Au reste, nous nous souvenons de nos rêves, par la même raison que nous nous souvenons des sensations que nous venons d’éprouver ; et la seule différence qu’il y ait ici entre les animaux et nous, c’est que nous distinguons parfaitement ce qui appartient à nos rêves de ce qui appartient à nos idées ou à nos sensations réelles, et ceci est une comparaison, une opération de la mémoire, dans laquelle entre l’idée du temps ; les animaux au contraire, qui sont privés de la mémoire et de cette puissance de comparer les temps, ne peuvent distinguer leurs rêves de leurs sensations réelles, et l’on peut dire que ce qu’ils ont rêvé leur est effectivement arrivé.
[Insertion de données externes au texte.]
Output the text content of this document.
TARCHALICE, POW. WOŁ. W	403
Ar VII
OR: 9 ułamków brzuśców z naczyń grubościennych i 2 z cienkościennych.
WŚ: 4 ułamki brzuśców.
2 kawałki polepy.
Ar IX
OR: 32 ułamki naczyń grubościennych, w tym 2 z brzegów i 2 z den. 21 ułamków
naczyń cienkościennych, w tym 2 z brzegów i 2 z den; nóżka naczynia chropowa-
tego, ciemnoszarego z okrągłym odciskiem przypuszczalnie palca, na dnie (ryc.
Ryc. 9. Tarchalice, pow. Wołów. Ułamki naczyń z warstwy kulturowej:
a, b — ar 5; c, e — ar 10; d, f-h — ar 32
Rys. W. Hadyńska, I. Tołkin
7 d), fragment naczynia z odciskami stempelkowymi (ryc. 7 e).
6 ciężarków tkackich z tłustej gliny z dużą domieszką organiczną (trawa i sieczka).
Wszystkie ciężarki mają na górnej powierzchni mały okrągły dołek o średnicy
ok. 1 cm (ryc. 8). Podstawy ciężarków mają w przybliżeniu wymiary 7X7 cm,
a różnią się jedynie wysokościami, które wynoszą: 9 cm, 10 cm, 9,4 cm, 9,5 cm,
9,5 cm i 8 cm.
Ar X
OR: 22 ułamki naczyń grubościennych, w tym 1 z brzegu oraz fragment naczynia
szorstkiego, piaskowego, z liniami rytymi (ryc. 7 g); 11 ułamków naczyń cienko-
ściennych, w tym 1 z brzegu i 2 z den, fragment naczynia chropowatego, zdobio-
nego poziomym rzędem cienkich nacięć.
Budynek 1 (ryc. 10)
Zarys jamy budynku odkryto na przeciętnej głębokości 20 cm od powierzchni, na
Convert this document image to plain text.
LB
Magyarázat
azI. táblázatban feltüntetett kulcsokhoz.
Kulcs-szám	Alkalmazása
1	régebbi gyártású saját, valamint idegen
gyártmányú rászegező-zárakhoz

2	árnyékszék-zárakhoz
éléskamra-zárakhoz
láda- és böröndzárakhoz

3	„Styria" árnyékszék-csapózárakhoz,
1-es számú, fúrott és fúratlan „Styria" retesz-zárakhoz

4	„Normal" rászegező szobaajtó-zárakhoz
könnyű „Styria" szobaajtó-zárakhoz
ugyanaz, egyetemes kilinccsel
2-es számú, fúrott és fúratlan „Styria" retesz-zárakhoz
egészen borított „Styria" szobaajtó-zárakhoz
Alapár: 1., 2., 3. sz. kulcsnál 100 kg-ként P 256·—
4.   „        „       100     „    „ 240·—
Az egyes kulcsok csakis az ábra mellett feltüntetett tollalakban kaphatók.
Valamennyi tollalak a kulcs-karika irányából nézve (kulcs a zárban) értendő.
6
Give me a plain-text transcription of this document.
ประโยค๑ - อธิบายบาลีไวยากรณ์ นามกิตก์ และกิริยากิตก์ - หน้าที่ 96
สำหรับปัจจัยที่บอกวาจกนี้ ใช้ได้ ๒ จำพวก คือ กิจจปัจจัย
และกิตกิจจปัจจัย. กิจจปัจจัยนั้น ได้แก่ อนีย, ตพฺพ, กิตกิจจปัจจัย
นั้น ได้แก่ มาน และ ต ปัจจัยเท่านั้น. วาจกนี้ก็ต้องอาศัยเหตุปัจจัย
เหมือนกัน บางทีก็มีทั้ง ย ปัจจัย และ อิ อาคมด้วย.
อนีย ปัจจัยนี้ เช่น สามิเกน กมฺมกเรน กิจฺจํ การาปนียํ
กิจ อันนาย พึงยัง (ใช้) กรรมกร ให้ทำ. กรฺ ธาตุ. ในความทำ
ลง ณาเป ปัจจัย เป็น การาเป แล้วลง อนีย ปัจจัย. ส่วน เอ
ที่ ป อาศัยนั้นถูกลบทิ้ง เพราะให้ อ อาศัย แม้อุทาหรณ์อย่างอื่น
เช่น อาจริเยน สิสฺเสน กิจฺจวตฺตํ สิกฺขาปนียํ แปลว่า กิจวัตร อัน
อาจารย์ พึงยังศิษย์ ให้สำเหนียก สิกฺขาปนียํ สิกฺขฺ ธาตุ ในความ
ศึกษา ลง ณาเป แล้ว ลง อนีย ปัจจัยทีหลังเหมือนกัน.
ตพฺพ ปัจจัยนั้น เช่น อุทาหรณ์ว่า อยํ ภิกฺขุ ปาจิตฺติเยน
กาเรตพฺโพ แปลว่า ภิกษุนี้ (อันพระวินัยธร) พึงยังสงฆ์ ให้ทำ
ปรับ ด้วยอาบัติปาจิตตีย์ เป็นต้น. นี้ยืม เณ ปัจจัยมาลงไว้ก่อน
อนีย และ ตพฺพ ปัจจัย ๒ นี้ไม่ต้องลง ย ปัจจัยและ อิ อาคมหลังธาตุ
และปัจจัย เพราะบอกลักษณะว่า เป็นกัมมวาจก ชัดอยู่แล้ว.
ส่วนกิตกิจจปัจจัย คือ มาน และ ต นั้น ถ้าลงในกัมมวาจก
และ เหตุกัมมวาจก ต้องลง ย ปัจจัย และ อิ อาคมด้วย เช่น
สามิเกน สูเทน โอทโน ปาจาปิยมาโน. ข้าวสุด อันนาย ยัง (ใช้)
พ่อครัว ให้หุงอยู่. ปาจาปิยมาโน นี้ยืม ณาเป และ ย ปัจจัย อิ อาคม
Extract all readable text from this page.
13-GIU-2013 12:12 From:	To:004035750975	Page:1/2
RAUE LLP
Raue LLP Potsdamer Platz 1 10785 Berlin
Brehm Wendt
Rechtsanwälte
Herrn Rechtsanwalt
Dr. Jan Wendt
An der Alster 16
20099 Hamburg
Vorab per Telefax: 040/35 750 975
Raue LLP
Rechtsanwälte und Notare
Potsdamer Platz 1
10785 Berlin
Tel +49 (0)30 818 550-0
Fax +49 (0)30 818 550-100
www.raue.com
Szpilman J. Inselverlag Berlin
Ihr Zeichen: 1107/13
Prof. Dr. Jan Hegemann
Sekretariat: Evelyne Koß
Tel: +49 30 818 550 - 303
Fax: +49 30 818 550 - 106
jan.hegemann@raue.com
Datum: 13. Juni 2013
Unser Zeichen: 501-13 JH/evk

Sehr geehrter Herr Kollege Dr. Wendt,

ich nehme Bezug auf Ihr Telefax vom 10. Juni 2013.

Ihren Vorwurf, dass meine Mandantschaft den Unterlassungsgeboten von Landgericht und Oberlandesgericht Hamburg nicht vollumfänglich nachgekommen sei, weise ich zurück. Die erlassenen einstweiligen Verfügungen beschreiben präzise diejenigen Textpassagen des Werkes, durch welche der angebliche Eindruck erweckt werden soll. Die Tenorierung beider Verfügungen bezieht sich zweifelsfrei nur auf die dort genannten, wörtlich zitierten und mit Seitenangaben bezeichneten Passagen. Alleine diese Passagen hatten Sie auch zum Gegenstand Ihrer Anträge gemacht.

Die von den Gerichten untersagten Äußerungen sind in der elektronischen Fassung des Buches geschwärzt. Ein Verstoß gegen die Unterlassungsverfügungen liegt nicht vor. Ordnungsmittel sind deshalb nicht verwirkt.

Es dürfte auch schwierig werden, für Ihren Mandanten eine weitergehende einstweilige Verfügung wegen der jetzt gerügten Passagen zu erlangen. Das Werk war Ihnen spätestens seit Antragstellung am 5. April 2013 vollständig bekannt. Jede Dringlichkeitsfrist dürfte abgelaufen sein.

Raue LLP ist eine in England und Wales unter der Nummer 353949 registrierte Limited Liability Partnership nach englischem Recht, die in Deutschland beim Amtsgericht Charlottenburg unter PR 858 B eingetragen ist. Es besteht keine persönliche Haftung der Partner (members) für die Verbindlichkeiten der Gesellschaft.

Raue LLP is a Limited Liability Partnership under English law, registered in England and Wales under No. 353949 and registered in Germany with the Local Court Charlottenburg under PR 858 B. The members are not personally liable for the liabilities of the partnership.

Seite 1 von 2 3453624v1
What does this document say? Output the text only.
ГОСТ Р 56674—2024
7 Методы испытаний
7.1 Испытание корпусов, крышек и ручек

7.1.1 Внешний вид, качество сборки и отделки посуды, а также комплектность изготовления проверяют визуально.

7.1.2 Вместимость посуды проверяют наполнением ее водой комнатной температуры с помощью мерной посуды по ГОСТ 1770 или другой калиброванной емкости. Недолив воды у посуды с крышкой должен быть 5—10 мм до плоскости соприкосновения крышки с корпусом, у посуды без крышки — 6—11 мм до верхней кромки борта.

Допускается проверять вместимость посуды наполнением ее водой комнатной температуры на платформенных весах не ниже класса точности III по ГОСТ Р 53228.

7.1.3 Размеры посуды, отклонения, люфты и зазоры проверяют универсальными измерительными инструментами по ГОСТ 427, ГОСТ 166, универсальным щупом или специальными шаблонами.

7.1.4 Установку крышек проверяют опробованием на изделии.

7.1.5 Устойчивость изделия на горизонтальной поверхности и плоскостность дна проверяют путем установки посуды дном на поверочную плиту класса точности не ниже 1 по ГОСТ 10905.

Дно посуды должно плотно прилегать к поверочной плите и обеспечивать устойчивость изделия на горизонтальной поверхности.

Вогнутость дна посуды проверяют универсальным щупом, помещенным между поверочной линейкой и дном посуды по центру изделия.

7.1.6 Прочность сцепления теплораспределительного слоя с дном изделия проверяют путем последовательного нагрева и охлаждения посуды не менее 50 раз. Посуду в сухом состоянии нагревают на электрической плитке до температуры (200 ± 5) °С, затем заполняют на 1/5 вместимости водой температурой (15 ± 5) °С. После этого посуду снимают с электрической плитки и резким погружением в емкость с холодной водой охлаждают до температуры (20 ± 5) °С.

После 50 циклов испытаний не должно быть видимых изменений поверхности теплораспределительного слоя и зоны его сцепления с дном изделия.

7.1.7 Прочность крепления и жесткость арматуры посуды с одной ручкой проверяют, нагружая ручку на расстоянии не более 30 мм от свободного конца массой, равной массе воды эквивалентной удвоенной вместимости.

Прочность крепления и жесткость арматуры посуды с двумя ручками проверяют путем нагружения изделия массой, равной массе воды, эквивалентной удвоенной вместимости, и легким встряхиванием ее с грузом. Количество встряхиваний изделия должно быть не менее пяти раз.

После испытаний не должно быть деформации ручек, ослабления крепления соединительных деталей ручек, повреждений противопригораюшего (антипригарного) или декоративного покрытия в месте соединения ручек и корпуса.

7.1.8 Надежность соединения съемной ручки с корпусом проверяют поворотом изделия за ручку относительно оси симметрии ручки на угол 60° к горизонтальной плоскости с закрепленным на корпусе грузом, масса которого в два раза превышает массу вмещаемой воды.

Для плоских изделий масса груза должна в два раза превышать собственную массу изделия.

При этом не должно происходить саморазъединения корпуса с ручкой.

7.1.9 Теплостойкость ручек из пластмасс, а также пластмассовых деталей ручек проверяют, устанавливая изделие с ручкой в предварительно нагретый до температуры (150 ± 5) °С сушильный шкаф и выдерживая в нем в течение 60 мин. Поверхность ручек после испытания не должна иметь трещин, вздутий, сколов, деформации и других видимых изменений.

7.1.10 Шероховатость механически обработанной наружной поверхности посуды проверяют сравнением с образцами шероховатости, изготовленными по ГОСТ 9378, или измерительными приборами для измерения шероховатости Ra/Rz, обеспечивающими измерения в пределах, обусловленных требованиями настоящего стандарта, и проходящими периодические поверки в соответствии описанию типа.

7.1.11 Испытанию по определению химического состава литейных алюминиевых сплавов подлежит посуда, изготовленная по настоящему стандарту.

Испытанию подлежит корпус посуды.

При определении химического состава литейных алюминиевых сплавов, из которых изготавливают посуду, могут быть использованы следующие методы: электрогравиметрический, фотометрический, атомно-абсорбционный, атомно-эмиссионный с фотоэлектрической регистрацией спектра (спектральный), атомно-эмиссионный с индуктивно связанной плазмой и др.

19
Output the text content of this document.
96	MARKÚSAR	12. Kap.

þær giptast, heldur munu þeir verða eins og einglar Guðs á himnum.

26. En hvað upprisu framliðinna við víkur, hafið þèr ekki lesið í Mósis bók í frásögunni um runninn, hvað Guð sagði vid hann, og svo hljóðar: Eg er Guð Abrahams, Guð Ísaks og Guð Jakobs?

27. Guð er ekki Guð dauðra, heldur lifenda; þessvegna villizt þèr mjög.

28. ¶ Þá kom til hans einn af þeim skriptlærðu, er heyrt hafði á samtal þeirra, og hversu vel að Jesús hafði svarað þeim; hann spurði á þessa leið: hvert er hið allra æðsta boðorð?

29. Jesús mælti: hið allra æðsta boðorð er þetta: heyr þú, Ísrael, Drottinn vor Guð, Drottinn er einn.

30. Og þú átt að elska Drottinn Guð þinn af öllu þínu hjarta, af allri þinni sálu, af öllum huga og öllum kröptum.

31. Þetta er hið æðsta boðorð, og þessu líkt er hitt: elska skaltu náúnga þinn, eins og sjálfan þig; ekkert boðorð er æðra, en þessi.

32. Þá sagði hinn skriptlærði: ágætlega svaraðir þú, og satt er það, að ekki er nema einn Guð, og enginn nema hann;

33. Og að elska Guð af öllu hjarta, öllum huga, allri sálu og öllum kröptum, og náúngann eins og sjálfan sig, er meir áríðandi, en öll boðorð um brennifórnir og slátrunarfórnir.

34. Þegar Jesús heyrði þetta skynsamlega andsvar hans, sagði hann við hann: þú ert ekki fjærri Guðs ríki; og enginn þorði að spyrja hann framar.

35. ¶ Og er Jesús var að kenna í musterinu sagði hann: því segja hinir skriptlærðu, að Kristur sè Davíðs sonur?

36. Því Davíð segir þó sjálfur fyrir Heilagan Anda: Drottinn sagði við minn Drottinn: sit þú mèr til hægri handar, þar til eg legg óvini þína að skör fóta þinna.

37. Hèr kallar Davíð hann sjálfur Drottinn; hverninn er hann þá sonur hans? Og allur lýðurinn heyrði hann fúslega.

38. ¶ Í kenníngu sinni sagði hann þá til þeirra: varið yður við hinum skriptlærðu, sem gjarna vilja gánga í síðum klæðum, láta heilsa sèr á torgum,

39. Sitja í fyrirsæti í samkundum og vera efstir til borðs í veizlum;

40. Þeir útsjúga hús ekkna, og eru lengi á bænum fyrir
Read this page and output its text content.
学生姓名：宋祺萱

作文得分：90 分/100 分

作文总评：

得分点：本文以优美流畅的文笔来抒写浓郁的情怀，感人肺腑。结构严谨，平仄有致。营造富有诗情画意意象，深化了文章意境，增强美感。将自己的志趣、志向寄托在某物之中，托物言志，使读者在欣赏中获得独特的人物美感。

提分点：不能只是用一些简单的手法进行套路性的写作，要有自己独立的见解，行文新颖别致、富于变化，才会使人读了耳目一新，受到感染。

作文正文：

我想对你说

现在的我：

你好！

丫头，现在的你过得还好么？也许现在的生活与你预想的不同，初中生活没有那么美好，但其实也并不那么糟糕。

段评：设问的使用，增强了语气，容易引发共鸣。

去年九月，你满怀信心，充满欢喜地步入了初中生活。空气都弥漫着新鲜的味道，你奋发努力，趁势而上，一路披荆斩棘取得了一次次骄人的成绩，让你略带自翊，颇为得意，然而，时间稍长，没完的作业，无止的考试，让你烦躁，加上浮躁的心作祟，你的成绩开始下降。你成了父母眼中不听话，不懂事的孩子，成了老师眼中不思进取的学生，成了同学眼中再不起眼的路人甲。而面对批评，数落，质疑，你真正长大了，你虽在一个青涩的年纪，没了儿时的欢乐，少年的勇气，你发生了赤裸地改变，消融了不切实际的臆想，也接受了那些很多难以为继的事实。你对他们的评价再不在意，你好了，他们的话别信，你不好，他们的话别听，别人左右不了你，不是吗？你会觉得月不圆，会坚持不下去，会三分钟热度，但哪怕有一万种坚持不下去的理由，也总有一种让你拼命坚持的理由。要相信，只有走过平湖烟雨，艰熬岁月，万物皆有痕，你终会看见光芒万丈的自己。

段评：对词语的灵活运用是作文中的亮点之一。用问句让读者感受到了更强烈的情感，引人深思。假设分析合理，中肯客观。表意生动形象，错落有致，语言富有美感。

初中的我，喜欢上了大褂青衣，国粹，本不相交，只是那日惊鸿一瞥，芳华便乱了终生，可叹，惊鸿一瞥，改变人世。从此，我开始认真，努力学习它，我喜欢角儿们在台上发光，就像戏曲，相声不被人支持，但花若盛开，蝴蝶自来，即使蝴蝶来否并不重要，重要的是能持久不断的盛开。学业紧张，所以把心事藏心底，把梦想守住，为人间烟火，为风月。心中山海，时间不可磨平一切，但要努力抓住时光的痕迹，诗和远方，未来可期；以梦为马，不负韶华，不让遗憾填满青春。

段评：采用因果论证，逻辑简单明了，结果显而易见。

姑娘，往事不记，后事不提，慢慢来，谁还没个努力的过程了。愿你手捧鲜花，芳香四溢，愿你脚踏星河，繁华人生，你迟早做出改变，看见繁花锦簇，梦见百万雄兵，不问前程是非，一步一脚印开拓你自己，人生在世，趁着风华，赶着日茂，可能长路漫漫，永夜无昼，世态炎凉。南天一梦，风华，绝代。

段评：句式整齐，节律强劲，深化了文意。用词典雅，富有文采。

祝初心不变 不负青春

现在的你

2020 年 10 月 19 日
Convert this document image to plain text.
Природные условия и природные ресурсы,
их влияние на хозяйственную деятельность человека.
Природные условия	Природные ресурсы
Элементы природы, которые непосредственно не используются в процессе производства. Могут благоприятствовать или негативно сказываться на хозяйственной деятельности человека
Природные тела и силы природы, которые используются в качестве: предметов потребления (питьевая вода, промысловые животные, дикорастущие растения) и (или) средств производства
Je crois avoir déjà prouvé d’une manière démonstrative, dans ce que j’ai écrit sur la nature de l’homme, que les animaux n’ont pas la puissance de réfléchir : or l’entendement est non seulement une faculté de cette puissance de réfléchir, mais c’est l’exercice même de cette puissance, c’en est le résultat, c’est ce qui la manifeste ; seulement nous devons distinguer dans l’entendement deux opérations différentes, dont la première sert de base à la seconde et la précède nécessairement. Cette première action de la puissance de réfléchir est de comparer les sensations et d’en former des idées, et la seconde est de comparer les idées mêmes et d’en former des raisonnements : par la première de ces opérations, nous acquérons des idées particulières et qui suffisent à la connaissance de toutes les choses sensibles ; par la seconde, nous nous élevons à des idées générales, nécessaires pour arriver à l’intelligence des choses abstraites. Les animaux n’ont ni l’une ni l’autre de ces facultés, parce qu’ils n’ont point d’entendement, et l’entendement de la plupart des hommes paraît être borné à la première de ces opérations.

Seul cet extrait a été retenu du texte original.